The fact that this idea has been floated should be a major concern for bankers, investors and other stakeholders in the process because banks are finally turning on the spigot for corporate lending; something regulators, consumers and management teams have been asking for over the past few years. Wanting to shut down or curb the banks' lending business before a bubble is even appearing seems a bit conservative in our opinion.
What This Means Moving Forward
Now please do not misunderstand what we are trying to say, because we do believe that the regulators need to be more proactive when it comes to the banks, especially when considering how much larger they are today than pre-financial crisis. We do however believe that the regulators need to let the banks operate within the guidelines they have already been given; with new laws and capital ratio requirements already put in place it would seem telling banks how to operate in certain segments of their business is just meddling.

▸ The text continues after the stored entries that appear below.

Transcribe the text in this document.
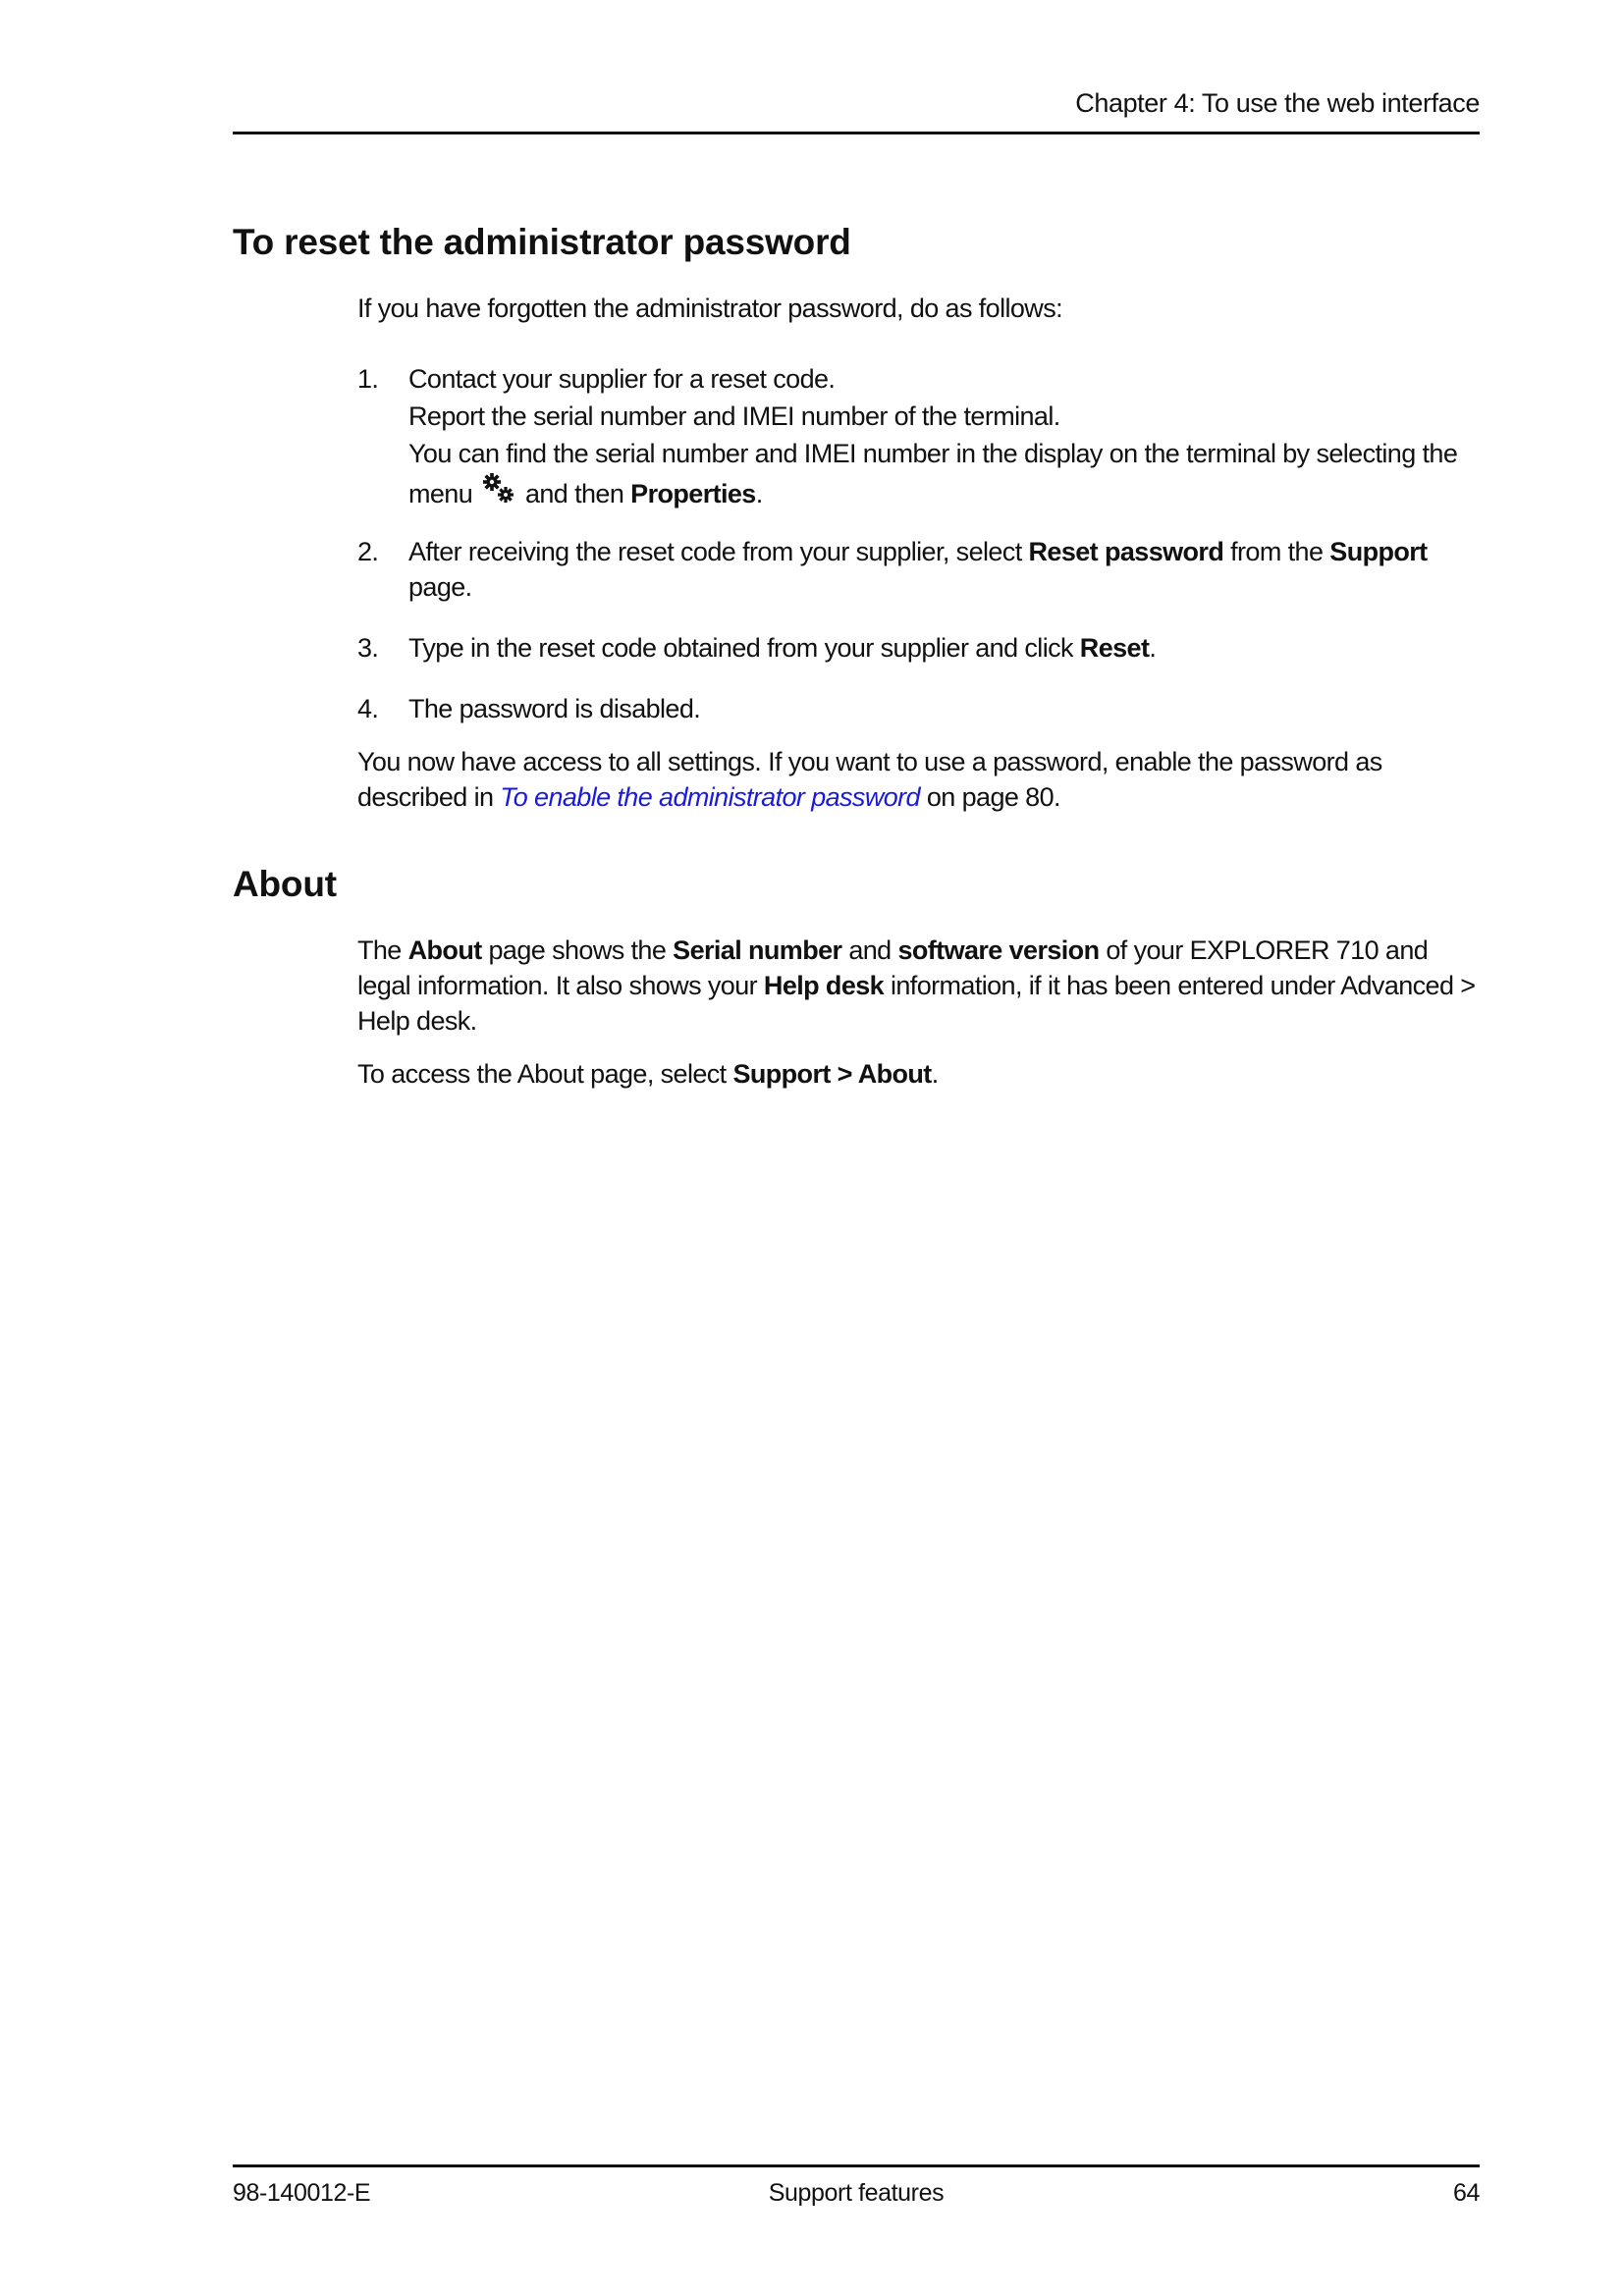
Chapter 4: To use the web interface
To reset the administrator password

If you have forgotten the administrator password, do as follows:

1. Contact your supplier for a reset code.

Report the serial number and IMEI number of the terminal.

You can find the serial number and IMEI number in the display on the terminal by selecting the menu and then Properties.

2. After receiving the reset code from your supplier, select Reset password from the Support page.

3. Type in the reset code obtained from your supplier and click Reset.

4. The password is disabled.

You now have access to all settings. If you want to use a password, enable the password as described in To enable the administrator password on page 80.

About

The About page shows the Serial number and software version of your EXPLORER 710 and legal information. It also shows your Help desk information, if it has been entered under Advanced > Help desk.

To access the About page, select Support > About.

98-140012-E	Support features	64
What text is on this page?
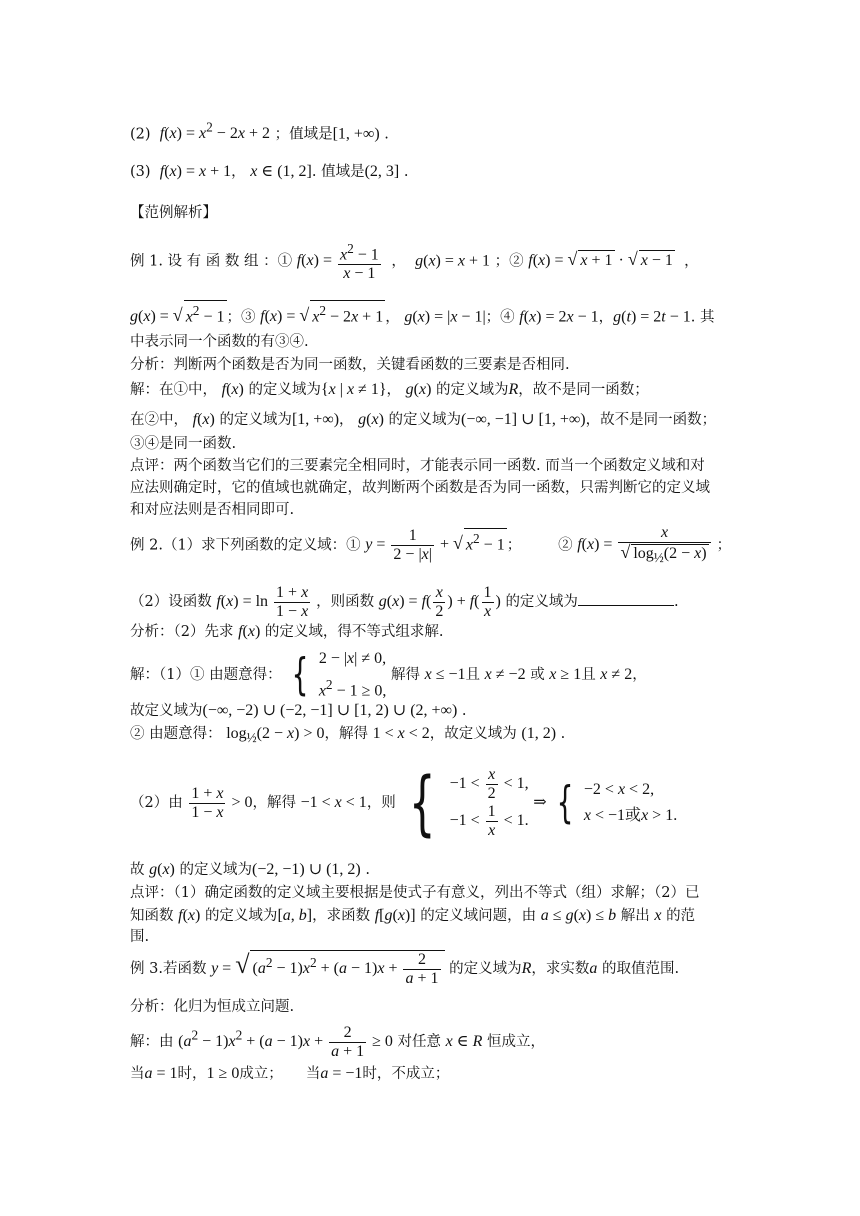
(2) $f(x) = x^2 - 2x + 2$ ；值域是[1, +∞) .
(3) f(x) = x + 1， x ∈ (1, 2]. 值域是(2, 3] .
【范例解析】
例 1. 设 有 函 数 组 ：① $f(x) = \frac{x^2 - 1}{x - 1}$ ，  g(x) = x + 1 ；② f(x) = √ x + 1 · √ x − 1  ，
g(x) = √ $x^2 - 1$ ；③ f(x) = √ $x^2 - 2x + 1$ ， g(x) = |x − 1|；④ f(x) = 2x − 1，g(t) = 2t − 1. 其
中表示同一个函数的有③④.
分析：判断两个函数是否为同一函数，关键看函数的三要素是否相同.
解：在①中， f(x) 的定义域为{x | x ≠ 1}， g(x) 的定义域为R，故不是同一函数；
在②中， f(x) 的定义域为[1, +∞)， g(x) 的定义域为(−∞, −1] ∪ [1, +∞)，故不是同一函数；
③④是同一函数.
点评：两个函数当它们的三要素完全相同时，才能表示同一函数. 而当一个函数定义域和对
应法则确定时，它的值域也就确定，故判断两个函数是否为同一函数，只需判断它的定义域
和对应法则是否相同即可.
例 2.（1）求下列函数的定义域：① $y = \frac{1}{2 - |x|}$ + √ $x^2 - 1$ ；	② $f(x) = \frac{x}{√ \log_{\frac{1}{2}}(2 - x)}$ ；
（2）设函数 $f(x) = \ln \frac{1 + x}{1 - x}$ ，则函数 $g(x) = f( \frac{x}{2}$ ) + $f( \frac{1}{x}$ ) 的定义域为	.
分析：（2）先求 f(x) 的定义域，得不等式组求解.
解：（1）① 由题意得： { 2 − |x| ≠ 0,
$x^2 - 1 \ge 0$,
解得 x ≤ −1且 x ≠ −2 或 x ≥ 1且 x ≠ 2，
故定义域为(−∞, −2) ∪ (−2, −1] ∪ [1, 2) ∪ (2, +∞) .
② 由题意得： $\log_{\frac{1}{2}}(2 - x) > 0$，解得 1 < x < 2，故定义域为 (1, 2) .
（2）由 $\frac{1 + x}{1 - x} > 0$，解得 −1 < x < 1，则 { $-1 < \frac{x}{2} < 1$,
$-1 < \frac{1}{x} < 1$.
⇒ { −2 < x < 2,
x < −1或x > 1.
故 g(x) 的定义域为(−2, −1) ∪ (1, 2) .
点评：（1）确定函数的定义域主要根据是使式子有意义，列出不等式（组）求解；（2）已
知函数 f(x) 的定义域为[a, b]，求函数 f[g(x)] 的定义域问题，由 a ≤ g(x) ≤ b 解出 x 的范
围.
例 3.若函数 y = √ $(a^2 - 1)x^2 + (a - 1)x + \frac{2}{a + 1}$ 的定义域为R，求实数a 的取值范围.
分析：化归为恒成立问题.
解：由 $(a^2 - 1)x^2 + (a - 1)x + \frac{2}{a + 1} \ge 0$ 对任意 x ∈ R 恒成立，
当a = 1时，1 ≥ 0成立； 当a = −1时，不成立；
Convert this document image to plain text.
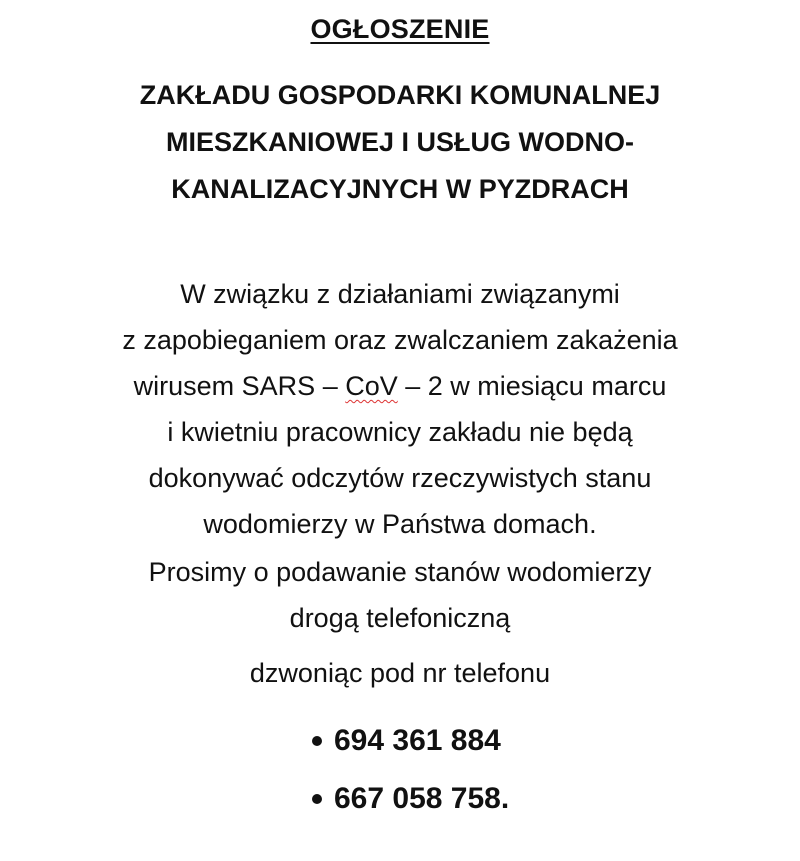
OGŁOSZENIE
ZAKŁADU GOSPODARKI KOMUNALNEJ
MIESZKANIOWEJ I USŁUG WODNO-
KANALIZACYJNYCH W PYZDRACH
W związku z działaniami związanymi
z zapobieganiem oraz zwalczaniem zakażenia
wirusem SARS – CoV – 2 w miesiącu marcu
i kwietniu pracownicy zakładu nie będą
dokonywać odczytów rzeczywistych stanu
wodomierzy w Państwa domach.
Prosimy o podawanie stanów wodomierzy
drogą telefoniczną
dzwoniąc pod nr telefonu
694 361 884
667 058 758.
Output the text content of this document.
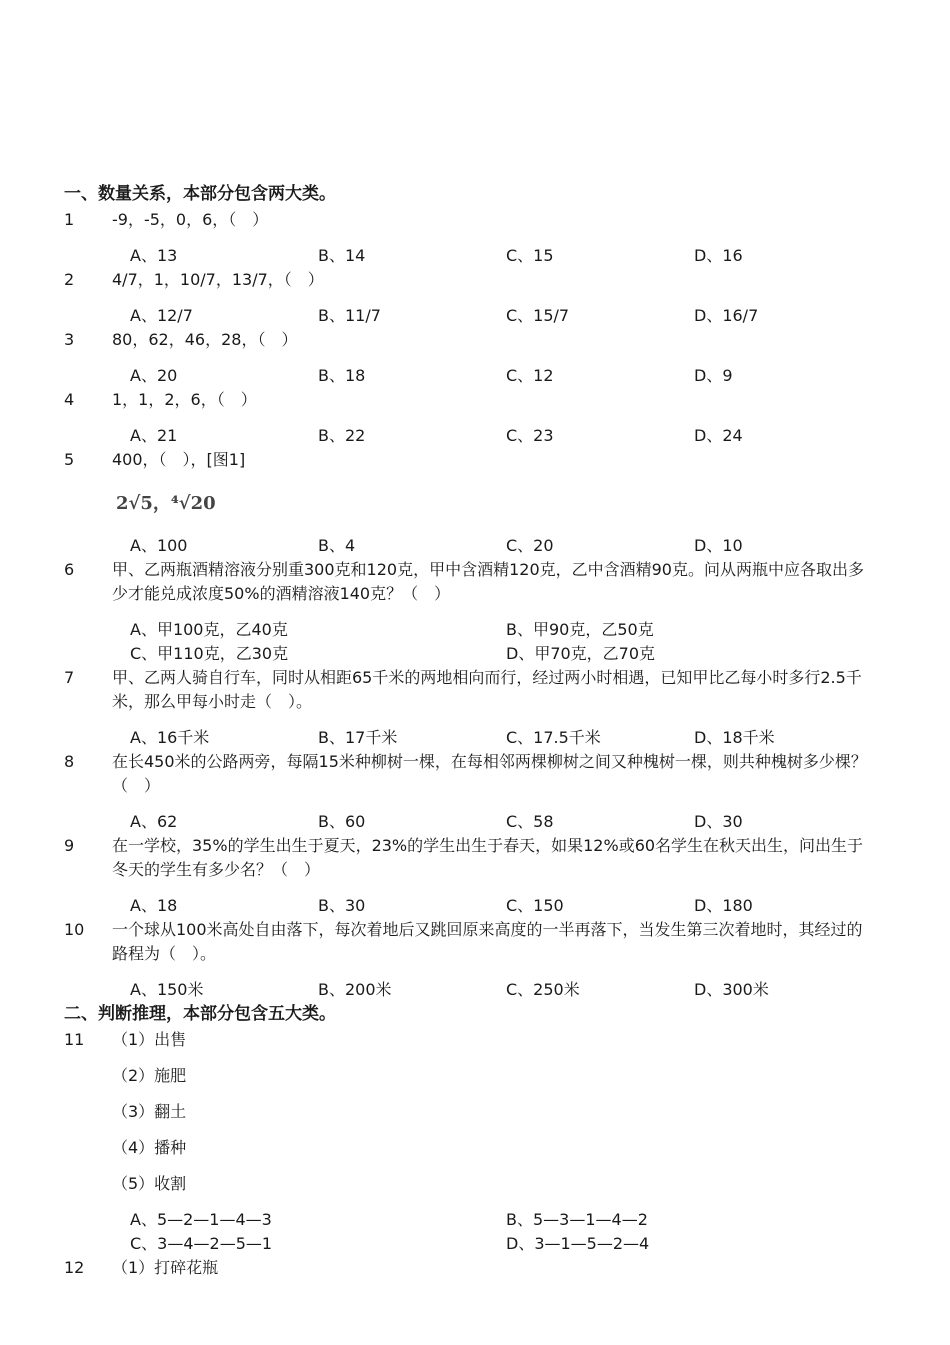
一、数量关系，本部分包含两大类。
1 -9，-5，0，6，（　）
A、13	B、14	C、15	D、16
2 4/7，1，10/7，13/7，（　）
A、12/7	B、11/7	C、15/7	D、16/7
3 80，62，46，28，（　）
A、20	B、18	C、12	D、9
4 1，1，2，6，（　）
A、21	B、22	C、23	D、24
5 400，（　），[图1]
2√5，⁴√20
A、100	B、4	C、20	D、10
6 甲、乙两瓶酒精溶液分别重300克和120克，甲中含酒精120克，乙中含酒精90克。问从两瓶中应各取出多少才能兑成浓度50%的酒精溶液140克？（　）
A、甲100克，乙40克	B、甲90克，乙50克
C、甲110克，乙30克	D、甲70克，乙70克
7 甲、乙两人骑自行车，同时从相距65千米的两地相向而行，经过两小时相遇，已知甲比乙每小时多行2.5千米，那么甲每小时走（　）。
A、16千米	B、17千米	C、17.5千米	D、18千米
8 在长450米的公路两旁，每隔15米种柳树一棵，在每相邻两棵柳树之间又种槐树一棵，则共种槐树多少棵？（　）
A、62	B、60	C、58	D、30
9 在一学校，35%的学生出生于夏天，23%的学生出生于春天，如果12%或60名学生在秋天出生，问出生于冬天的学生有多少名？（　）
A、18	B、30	C、150	D、180
10 一个球从100米高处自由落下，每次着地后又跳回原来高度的一半再落下，当发生第三次着地时，其经过的路程为（　）。
A、150米	B、200米	C、250米	D、300米
二、判断推理，本部分包含五大类。
11 （1）出售
（2）施肥
（3）翻土
（4）播种
（5）收割
A、5—2—1—4—3	B、5—3—1—4—2
C、3—4—2—5—1	D、3—1—5—2—4
12 （1）打碎花瓶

Obviously not all financial institutions would be affected, but Bank of America (NYSE:BAC), Citigroup (NYSE:C) and JP Morgan Chase (NYSE:JPM) would be the three we would highlight as potential candidates to face headwinds moving forward if regulators do ask banks to enact tougher lending standards for M&A deals. We are not only concerned about the fact that banks may not be able to lend funds to facilitate these deals but that the tougher lending standards could also impact Bank of America, Citigroup and JP Morgan Chase's investment banking operations. If there is a lack of capital to do deals with, then there will obviously be a lack of deals to do.
Disclosure: I have no positions in any stocks mentioned, and no plans to initiate any positions within the next 72 hours. I wrote this article myself, and it expresses my own opinions. I am not receiving compensation for it (other than from Seeking Alpha). I have no business relationship with any company whose stock is mentioned in this article. BAC, JPM and T have previously been recommended.